Cinq personnes interpellées

Au secteur 1 de la ville, l'escadron motorisé de la police surprend une foule de jeunes dans un six-mètres. Malheureusement, ils ont tous pris la poudre d'escampette laissant derrière eux un téléphone portable, un thermos, un paquet de cigarettes, un briquet et un pied de chaussure. « Ce quartier, ce n'est pas la peine. Chaque nuit, ils font des rallyes malgré le couvre-feu », a regretté le chef de mission.

Ce matériel a été emmené, afin non seulement que les jeunes viennent répondre, mais aussi pour éviter que des voleurs n'y mettent la main. A la porte du centre médical du secteur, la patrouille croise un motocycliste avec une femme en travail. Sans discussion, il a été conseillé d'allumer le phare de la moto, afin d'aller plus vite. Au secteur 6 de Kaya, la moisson a été « bonne ».

Quatre personnes interpellées dont un instituteur qui « méditait », chapelet en main, parce que le bruit dans son « célibaterium » ne lui permettait pas de prier.
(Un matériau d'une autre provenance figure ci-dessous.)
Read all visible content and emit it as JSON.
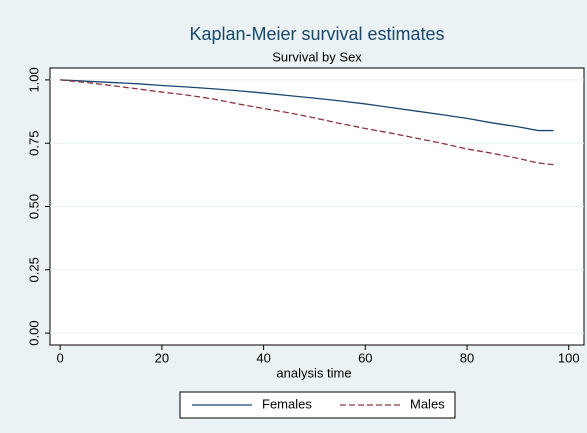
{
  "chart_data": {
    "type": "line",
    "title": "Kaplan-Meier survival estimates",
    "subtitle": "Survival by Sex",
    "x_label": "analysis time",
    "x": [
      0,
      5,
      10,
      15,
      20,
      25,
      30,
      35,
      40,
      45,
      50,
      55,
      60,
      65,
      70,
      75,
      80,
      85,
      90,
      94,
      97
    ],
    "series": [
      {
        "name": "Females",
        "color": "#1a476f",
        "dash": false,
        "values": [
          1,
          0.995,
          0.99,
          0.985,
          0.978,
          0.972,
          0.965,
          0.957,
          0.948,
          0.938,
          0.928,
          0.917,
          0.905,
          0.891,
          0.877,
          0.863,
          0.848,
          0.83,
          0.815,
          0.8,
          0.8
        ]
      },
      {
        "name": "Males",
        "color": "#90353b",
        "dash": true,
        "values": [
          1,
          0.99,
          0.978,
          0.965,
          0.952,
          0.94,
          0.925,
          0.905,
          0.887,
          0.87,
          0.85,
          0.828,
          0.808,
          0.79,
          0.77,
          0.75,
          0.727,
          0.71,
          0.69,
          0.672,
          0.665
        ]
      }
    ],
    "xlim": [
      -2,
      103
    ],
    "xticks": [
      0,
      20,
      40,
      60,
      80,
      100
    ],
    "ylim": [
      -0.047,
      1.047
    ],
    "yticks": [
      {
        "value": 0,
        "label": "0.00"
      },
      {
        "value": 0.25,
        "label": "0.25"
      },
      {
        "value": 0.5,
        "label": "0.50"
      },
      {
        "value": 0.75,
        "label": "0.75"
      },
      {
        "value": 1,
        "label": "1.00"
      }
    ],
    "grid": true,
    "legend": "bottom"
  }
}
Dans ce secteur, certains citoyens ont fait une mention spéciale aux forces de l'ordre. «Que Dieu vous protège et qu'il vous donne la force de vaincre à la fois le terrorisme et le COVID-19 », a dit un déplacé interne de Guibga, Salfo Zabré.

Au secteur 4 de Kaya, certaines personnes ont été sensibilisées dont une femme presque à terme. Toujours dans ledit secteur, notre équipe « a fait un crochet» devant la résidence du gouverneur. Aucun récalcitrant interpellé. Il est 22h 40mm. Le couvre-feu semble être respecté à la lettre. Au total, cinq personnes ont été transférées au commissariat. Une moto, un téléphone portable et d'autres biens ont été saisis.
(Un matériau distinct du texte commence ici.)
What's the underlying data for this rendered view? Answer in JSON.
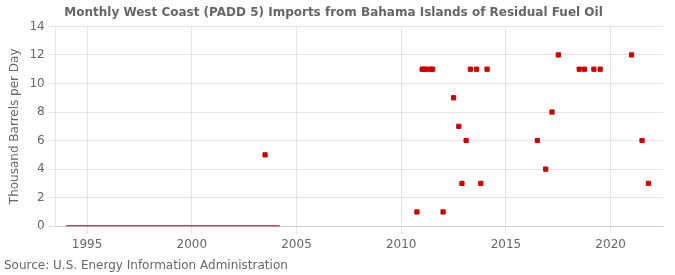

C'est à 23 h 05 mn, que les deux équipes se sont retrouvées dans les locaux de la Police nationale. A l'issue de la sortie, le commissaire Cheick Omar Minougou s'est dit satisfait du travail abattu par ses hommes. « Globalement, Kaya est une ville morte même s'il y a des cas isolés », a-t-il fait savoir. A l'entendre, le but de ces patrouilles est de participer à l'effectivité de la mesure du couvre-feu.
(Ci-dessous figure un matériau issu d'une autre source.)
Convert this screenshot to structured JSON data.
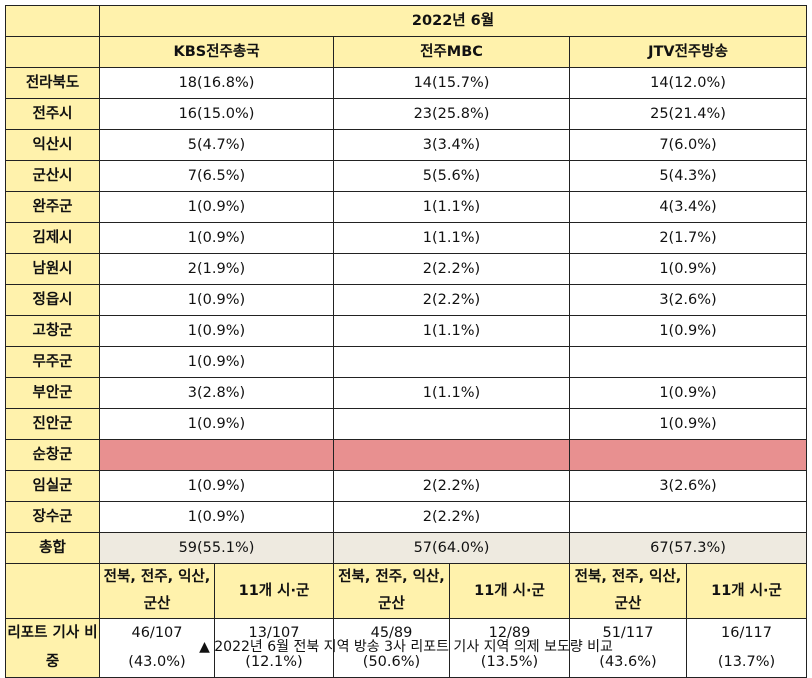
{
  "header": {
    "period": "2022년 6월",
    "broadcasters": [
      "KBS전주총국",
      "전주MBC",
      "JTV전주방송"
    ]
  },
  "rows": [
    {
      "region": "전라북도",
      "cells": [
        "18(16.8%)",
        "14(15.7%)",
        "14(12.0%)"
      ]
    },
    {
      "region": "전주시",
      "cells": [
        "16(15.0%)",
        "23(25.8%)",
        "25(21.4%)"
      ]
    },
    {
      "region": "익산시",
      "cells": [
        "5(4.7%)",
        "3(3.4%)",
        "7(6.0%)"
      ]
    },
    {
      "region": "군산시",
      "cells": [
        "7(6.5%)",
        "5(5.6%)",
        "5(4.3%)"
      ]
    },
    {
      "region": "완주군",
      "cells": [
        "1(0.9%)",
        "1(1.1%)",
        "4(3.4%)"
      ]
    },
    {
      "region": "김제시",
      "cells": [
        "1(0.9%)",
        "1(1.1%)",
        "2(1.7%)"
      ]
    },
    {
      "region": "남원시",
      "cells": [
        "2(1.9%)",
        "2(2.2%)",
        "1(0.9%)"
      ]
    },
    {
      "region": "정읍시",
      "cells": [
        "1(0.9%)",
        "2(2.2%)",
        "3(2.6%)"
      ]
    },
    {
      "region": "고창군",
      "cells": [
        "1(0.9%)",
        "1(1.1%)",
        "1(0.9%)"
      ]
    },
    {
      "region": "무주군",
      "cells": [
        "1(0.9%)",
        "",
        ""
      ]
    },
    {
      "region": "부안군",
      "cells": [
        "3(2.8%)",
        "1(1.1%)",
        "1(0.9%)"
      ]
    },
    {
      "region": "진안군",
      "cells": [
        "1(0.9%)",
        "",
        "1(0.9%)"
      ]
    },
    {
      "region": "순창군",
      "cells": [
        "",
        "",
        ""
      ],
      "highlight": true
    },
    {
      "region": "임실군",
      "cells": [
        "1(0.9%)",
        "2(2.2%)",
        "3(2.6%)"
      ]
    },
    {
      "region": "장수군",
      "cells": [
        "1(0.9%)",
        "2(2.2%)",
        ""
      ]
    },
    {
      "region": "총합",
      "cells": [
        "59(55.1%)",
        "57(64.0%)",
        "67(57.3%)"
      ],
      "total": true
    }
  ],
  "subheader": {
    "group_a": "전북, 전주, 익산, 군산",
    "group_b": "11개 시·군"
  },
  "report": {
    "label": "리포트 기사 비중",
    "values": [
      {
        "count": "46/107",
        "pct": "(43.0%)"
      },
      {
        "count": "13/107",
        "pct": "(12.1%)"
      },
      {
        "count": "45/89",
        "pct": "(50.6%)"
      },
      {
        "count": "12/89",
        "pct": "(13.5%)"
      },
      {
        "count": "51/117",
        "pct": "(43.6%)"
      },
      {
        "count": "16/117",
        "pct": "(13.7%)"
      }
    ]
  },
  "caption": "▲ 2022년 6월 전북 지역 방송 3사 리포트 기사 지역 의제 보도량 비교",
  "colors": {
    "header_bg": "#FFF2AC",
    "highlight_bg": "#E89090",
    "total_bg": "#EEEAE0"
  }
}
En termes de difficultés, il a souligné l'insuffisance du matériel roulant, des effectifs et des mesures d'accompagnement. Selon le CCP-Kaya, outre le Code pénal, celui de santé publique, en son article 67, propose une amende de 5 000 à 30 000 F CFA avec un emprisonnement 5 à 15 jours pour tout contrevenant. C'est pourquoi, il a invité les populations au civisme.